Oh it was my dad telling me a funny poem that actually used references to the words "damn" and "hell." And, it was so clever in rhyming "pelican" with "belly can" and "hell it can."
Long before the phrase even existed, this brand of "out of the box thinking" captivated my imagination.
And maybe it was the assumption of accepted practice in teaching literary analysis, like frog dissection, was the obvious way to get kids to appreciate poetry rather than one very effective way to take the inherent wonderfulness out of poetry and kill it as dead as that frog we were dissecting in biology class.
But, as I look back on my own oscillating interest in poetry, there are recollections (some perhaps embarrassing others not) of key experiences that brought me out of the fog where instant rejection reigned supreme. And, the list made it very clear to me that everyone's journey to literary appreciation varies. What "did it" for me was a unique experience. The specific literary pieces that worked for me worked because of a complex interaction between the works themselves, the readiness I had for being receptive, the influences of my own personal experiences' and perceptions of those experiences on my zone of proximal development and the artistry of those educators, friends, and real or imagined girl friends.
For what it's worth... among the most paradigm-altering experiences with poetry in my own journey were the following:
The Beatles' Eleanor Rigby
Joe Cocker's You are so Beautiful
"Stories and Prose Poems" by Aleksandr Solzhenitsyn
Langston Hughes' "Harlem" (A Dream Deferred)
LeRoi Jones (I don't even remember the specific poem, but I do remember that it slammed up against the wall and made me think about things)
Robert Frost's "The Road Not Taken
and even Rod McKuen
And, now, curiously, I find myself remembering more and more as I look for a spot to stop adding to the list. But, you can probably see what I'm seeing.
It was the 60's And, I'm convinced that it was because the bridge between where I was and the poetry I"m remembering was a short bridge. I found that bridge "crossable." And, I found that in crossing that bridge, that nearby slightly longer bridges were more interesting than I'd previously thought they might be.
e.e. cummings, Shel Silverstein, Dr. Seuss, limericks, and that Pelican poem my dad used to ask me if I'd ever heard every time we saw a pelican and I asked my own children every time we saw a pelican.all intrigued me in their "at the edge" of word play and out of the box thinking.
Bob Dylan and Arlo Guthrie led me to Woody Guthrie, Alan Lomax, and T.S.Eliot. Mark Twain's War Prayer.
But, the question is, "Is my particular journey from poetry-resistant to poetry-interest a prescription as in here-are-the-poems-that-got-me-so-they're-the-poems-I-should-teach?"
Of course not.
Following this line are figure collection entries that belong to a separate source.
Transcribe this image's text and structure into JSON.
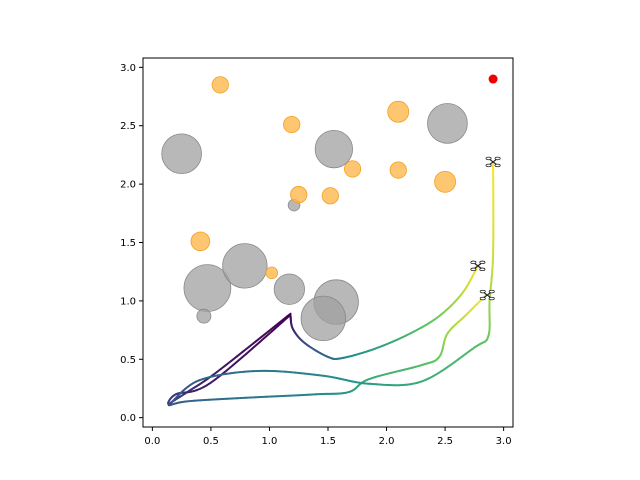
{
  "chart_data": {
    "type": "scatter",
    "title": "",
    "xlabel": "",
    "ylabel": "",
    "xlim": [
      -0.08,
      3.08
    ],
    "ylim": [
      -0.08,
      3.08
    ],
    "xticks": [
      0.0,
      0.5,
      1.0,
      1.5,
      2.0,
      2.5,
      3.0
    ],
    "yticks": [
      0.0,
      0.5,
      1.0,
      1.5,
      2.0,
      2.5,
      3.0
    ],
    "xtick_labels": [
      "0.0",
      "0.5",
      "1.0",
      "1.5",
      "2.0",
      "2.5",
      "3.0"
    ],
    "ytick_labels": [
      "0.0",
      "0.5",
      "1.0",
      "1.5",
      "2.0",
      "2.5",
      "3.0"
    ],
    "grid": false,
    "colors": {
      "gray_obstacle": "#a0a0a0",
      "orange_region": "#ffb84d",
      "goal": "#ee0000"
    },
    "gray_obstacles": [
      {
        "x": 0.25,
        "y": 2.26,
        "r": 0.17
      },
      {
        "x": 1.55,
        "y": 2.3,
        "r": 0.16
      },
      {
        "x": 2.52,
        "y": 2.52,
        "r": 0.17
      },
      {
        "x": 0.47,
        "y": 1.11,
        "r": 0.2
      },
      {
        "x": 0.79,
        "y": 1.3,
        "r": 0.19
      },
      {
        "x": 1.17,
        "y": 1.1,
        "r": 0.13
      },
      {
        "x": 1.57,
        "y": 0.99,
        "r": 0.19
      },
      {
        "x": 1.46,
        "y": 0.85,
        "r": 0.19
      },
      {
        "x": 0.44,
        "y": 0.87,
        "r": 0.06
      },
      {
        "x": 1.21,
        "y": 1.82,
        "r": 0.05
      }
    ],
    "orange_regions": [
      {
        "x": 0.58,
        "y": 2.85,
        "r": 0.07
      },
      {
        "x": 1.19,
        "y": 2.51,
        "r": 0.07
      },
      {
        "x": 2.1,
        "y": 2.62,
        "r": 0.09
      },
      {
        "x": 1.25,
        "y": 1.91,
        "r": 0.07
      },
      {
        "x": 1.52,
        "y": 1.9,
        "r": 0.07
      },
      {
        "x": 1.71,
        "y": 2.13,
        "r": 0.07
      },
      {
        "x": 2.1,
        "y": 2.12,
        "r": 0.07
      },
      {
        "x": 2.5,
        "y": 2.02,
        "r": 0.09
      },
      {
        "x": 0.41,
        "y": 1.51,
        "r": 0.08
      },
      {
        "x": 1.02,
        "y": 1.24,
        "r": 0.05
      }
    ],
    "goal": {
      "x": 2.91,
      "y": 2.9
    },
    "drones": [
      {
        "x": 2.91,
        "y": 2.19
      },
      {
        "x": 2.78,
        "y": 1.3
      },
      {
        "x": 2.86,
        "y": 1.05
      }
    ],
    "trajectories": [
      {
        "points": [
          [
            1.18,
            0.89
          ],
          [
            0.55,
            0.39
          ],
          [
            0.3,
            0.22
          ],
          [
            0.14,
            0.11
          ],
          [
            0.3,
            0.14
          ],
          [
            0.8,
            0.17
          ],
          [
            1.4,
            0.2
          ],
          [
            1.68,
            0.22
          ],
          [
            1.85,
            0.33
          ],
          [
            2.3,
            0.45
          ],
          [
            2.45,
            0.52
          ],
          [
            2.52,
            0.72
          ],
          [
            2.68,
            0.88
          ],
          [
            2.85,
            1.05
          ]
        ]
      },
      {
        "points": [
          [
            1.18,
            0.88
          ],
          [
            0.5,
            0.3
          ],
          [
            0.2,
            0.2
          ],
          [
            0.15,
            0.12
          ],
          [
            0.4,
            0.32
          ],
          [
            0.9,
            0.4
          ],
          [
            1.45,
            0.36
          ],
          [
            1.85,
            0.29
          ],
          [
            2.3,
            0.31
          ],
          [
            2.75,
            0.6
          ],
          [
            2.87,
            0.7
          ],
          [
            2.88,
            1.0
          ],
          [
            2.91,
            1.4
          ],
          [
            2.91,
            2.19
          ]
        ]
      },
      {
        "points": [
          [
            1.18,
            0.87
          ],
          [
            1.2,
            0.76
          ],
          [
            1.3,
            0.64
          ],
          [
            1.5,
            0.52
          ],
          [
            1.62,
            0.51
          ],
          [
            1.9,
            0.59
          ],
          [
            2.2,
            0.72
          ],
          [
            2.45,
            0.87
          ],
          [
            2.65,
            1.07
          ],
          [
            2.78,
            1.3
          ]
        ]
      }
    ]
  }
}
But, they do suggest that for many, the journey to appreciation for the unappreciative might have some remarkable similarities to my journey if we find a way to begin with lyrics, and poetry, and word play, and childhood memories and experiences to which they already have a welcoming receptiveness.
And, what I can say is that although I am not a believer in the infallibility of data-driven decision making, I can't help but suggest that IF POETRY is worth teaching, then the data seems to be indicating that we are having a disturbingly low success rate for our efforts in promoting poetry as a welcome addition to our students' life-long reading practice.